Abstract

Children in residential care have the most complex needs of all children growing up in Out-of-Home care (OOHC), due to complex trauma from pre-care experiences of abuse and neglect, inadequate therapeutic supports while in care and significant placement instability. Some argue that residential care settings are intrinsically criminogenic, as evidenced by significant over-representation of this cohort in youth justice. However, little is known about how children’s experiences of trauma, including removal from family and placement in OOHC, is viewed by lawyers and decision-makers in criminal cases involving children in care. Criminal justice decisions can have long-term ramifications for children in care and custodial sentencing can often be a precursor to ongoing incarceration into adulthood. This qualitative, cross-national study explored the impacts of trauma and placement in residential or congregate care on the criminalisation of children in England/Wales and Australia. In-depth interviews were conducted with 28 legal, youth justice and judicial stakeholders in England, Wales (UK), New South Wales (NSW) and Victoria (Australia). While there are considerable differences in the operation of child protection and youth justice systems between these jurisdictions, thematic analysis using NVivo14 identified. confirmed ongoing systemic factors associated with criminalisation identified in previous literature persists despite attempts to address these through policy and practice reforms.
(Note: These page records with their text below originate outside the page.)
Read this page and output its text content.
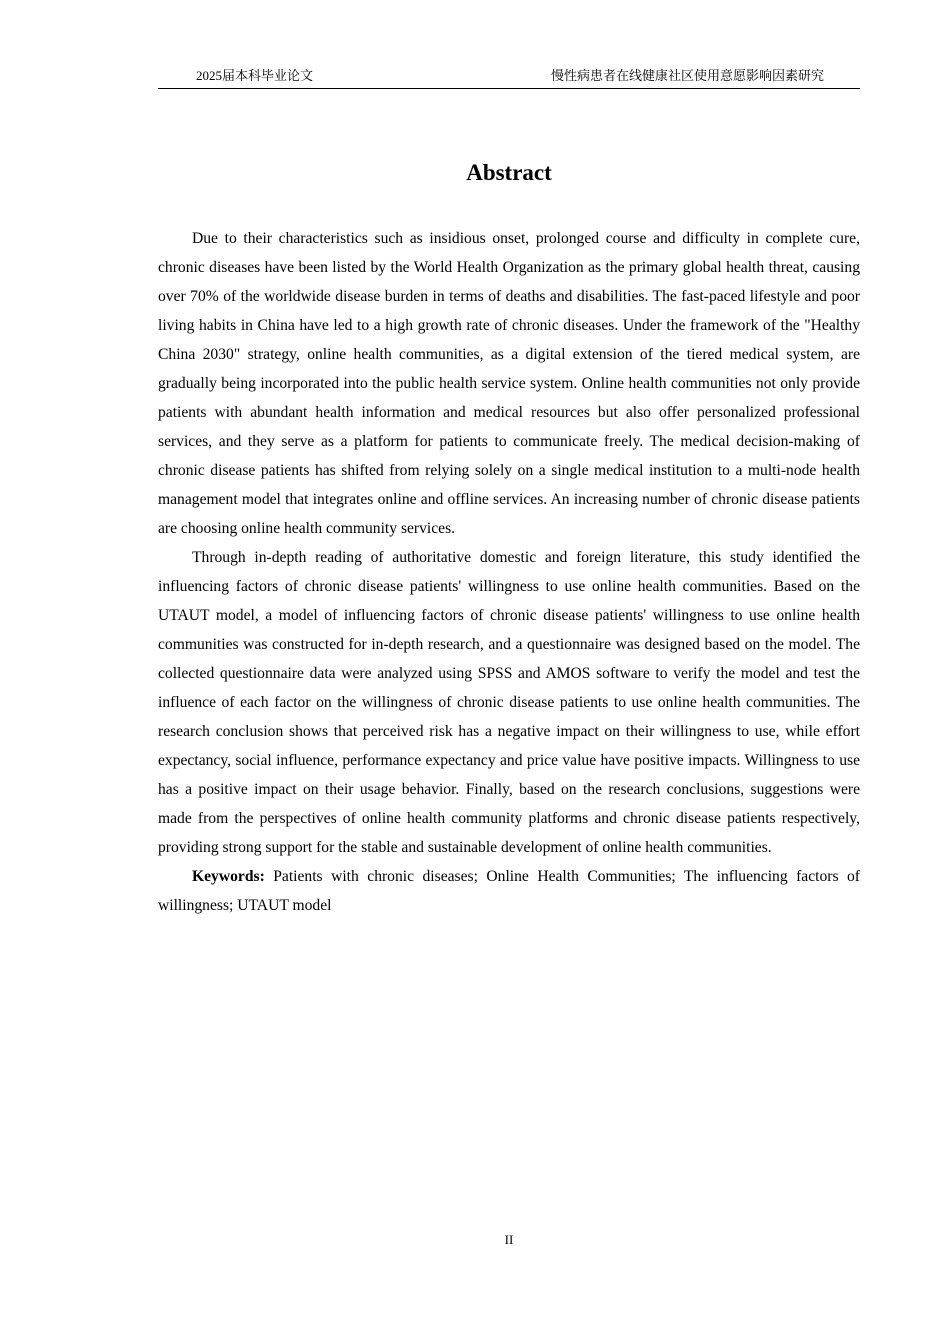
2025届本科毕业论文	慢性病患者在线健康社区使用意愿影响因素研究
Abstract

Due to their characteristics such as insidious onset, prolonged course and difficulty in complete cure, chronic diseases have been listed by the World Health Organization as the primary global health threat, causing over 70% of the worldwide disease burden in terms of deaths and disabilities. The fast-paced lifestyle and poor living habits in China have led to a high growth rate of chronic diseases. Under the framework of the "Healthy China 2030" strategy, online health communities, as a digital extension of the tiered medical system, are gradually being incorporated into the public health service system. Online health communities not only provide patients with abundant health information and medical resources but also offer personalized professional services, and they serve as a platform for patients to communicate freely. The medical decision-making of chronic disease patients has shifted from relying solely on a single medical institution to a multi-node health management model that integrates online and offline services. An increasing number of chronic disease patients are choosing online health community services.

Through in-depth reading of authoritative domestic and foreign literature, this study identified the influencing factors of chronic disease patients' willingness to use online health communities. Based on the UTAUT model, a model of influencing factors of chronic disease patients' willingness to use online health communities was constructed for in-depth research, and a questionnaire was designed based on the model. The collected questionnaire data were analyzed using SPSS and AMOS software to verify the model and test the influence of each factor on the willingness of chronic disease patients to use online health communities. The research conclusion shows that perceived risk has a negative impact on their willingness to use, while effort expectancy, social influence, performance expectancy and price value have positive impacts. Willingness to use has a positive impact on their usage behavior. Finally, based on the research conclusions, suggestions were made from the perspectives of online health community platforms and chronic disease patients respectively, providing strong support for the stable and sustainable development of online health communities.

Keywords: Patients with chronic diseases; Online Health Communities; The influencing factors of willingness; UTAUT model

II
These factors include an absence of therapeutic supports, unstable and unsafe residential care placements, over-reliance on police to respond to minor incidents, increasingly punitive police responses lacking awareness of the impacts of childhood trauma and inappropriate use of custody as an ‘alternative’ placement. These findings suggest the similar systemic processes across these jurisdictions are likely to reflect deeply entrenched ideologies about ‘care’ and ‘protection’ that function to criminalise trauma. The implications of these systemic factors when children are exposed to formal criminal justice decision-making are considered.